Santos will evaluate and perform appraisal work for the potential storage of carbon dioxide in the offshore Carnarvon and Bonaparte basins, off the coast of Western Australia.

The Australian company has been awarded permits G-9-AP and G-11-AP that will enable it to pursue potential carbon capture and storage (CCS) opportunities with its joint venture partners.

In the Carnarvon basin, the permit creates potential new acreage for CCS beyond Santos’ Reindeer fields, where it has plans for a Western Australia CCS hub at Reindeer and Devil Creek.

The second permit is larger, covering more than 26,000 square kilometres in the Bonaparte basin, near to the operator’s Bayu-Undan CCS project, which with touted storage capacity of up 10 million tonnes per annum has the potential to be one of the largest such projects in the world.

The Bayu-Undan CCS project is currently in the front-end engineering and design phase.

Santos chief executive Kevin Gallagher said the two new permits build on the company’s CCS strategy and have the potential to yield additional CCS opportunities.

“Carbon capture and storage is critical for the world to reduce emissions and in line with Santos’ net-zero Scope 1 and 2 equity-share emissions by 2040 target, we are committed to looking at all options for CCS capabilities,” said Gallagher.

“Santos is working towards developing its three hub CCS strategy across our operating footprint in Australia and Timor-Leste, and the award of these permits represents further demonstration of our commitment to that strategy.”

The company’s first CCS project — at Moomba onshore Australia — is already 20% complete. Moomba has 100 million tonnes of CO2 storage capacity.

Global scale

“At Santos, we have the technology, infrastructure and knowledge to be able to deliver low-cost CCS competitively on a global scale.
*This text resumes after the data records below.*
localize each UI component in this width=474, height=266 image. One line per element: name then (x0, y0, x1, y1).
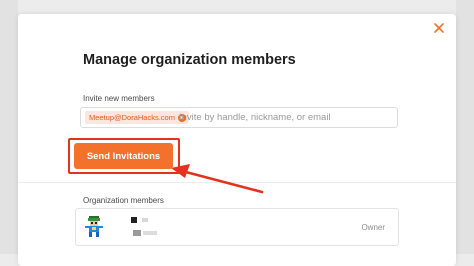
avatar (85, 216, 103, 237)
page-backdrop-right (456, 0, 474, 254)
invite-input[interactable] (179, 110, 389, 125)
send-invitations-button[interactable]: Send Invitations (74, 143, 173, 169)
member-row: Owner (75, 208, 399, 246)
invite-label: Invite new members (83, 94, 155, 103)
manage-members-modal: Manage organization members Invite new m… (18, 14, 456, 266)
close-icon (434, 23, 444, 33)
modal-title: Manage organization members (83, 52, 296, 68)
member-handle-redacted (133, 230, 141, 236)
member-role: Owner (361, 223, 385, 232)
members-label: Organization members (83, 196, 164, 205)
member-handle-redacted (143, 231, 157, 235)
close-button[interactable] (432, 21, 446, 35)
page-backdrop-left (0, 0, 18, 254)
invite-field[interactable]: Meetup@DoraHacks.com (80, 107, 398, 128)
member-name-redacted (131, 217, 137, 223)
member-name-redacted (142, 218, 148, 222)
section-divider (18, 182, 456, 183)
email-chip: Meetup@DoraHacks.com (85, 111, 189, 124)
email-chip-label: Meetup@DoraHacks.com (89, 113, 175, 122)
We know a large scale-up of CCS is required to meet the world’s climate objectives,” added Gallagher.

“Working with our partners to assess the storage potential in these permit areas will provide us with a greater understanding of the geology and inform us of the possible storage opportunities.”

Santos has a 50% operated interest in the 3589-square kilometre G-9-AP permit and its sole partner is Chevron, also on 50%. Santos too operates the G-11-AP permit where its co-venturers are US supermajor Chevron with 30% and South Korea’s SK E&S having 20%.

Globally, there are currently 133 commercial CCS projects operational or under development, Santos noted.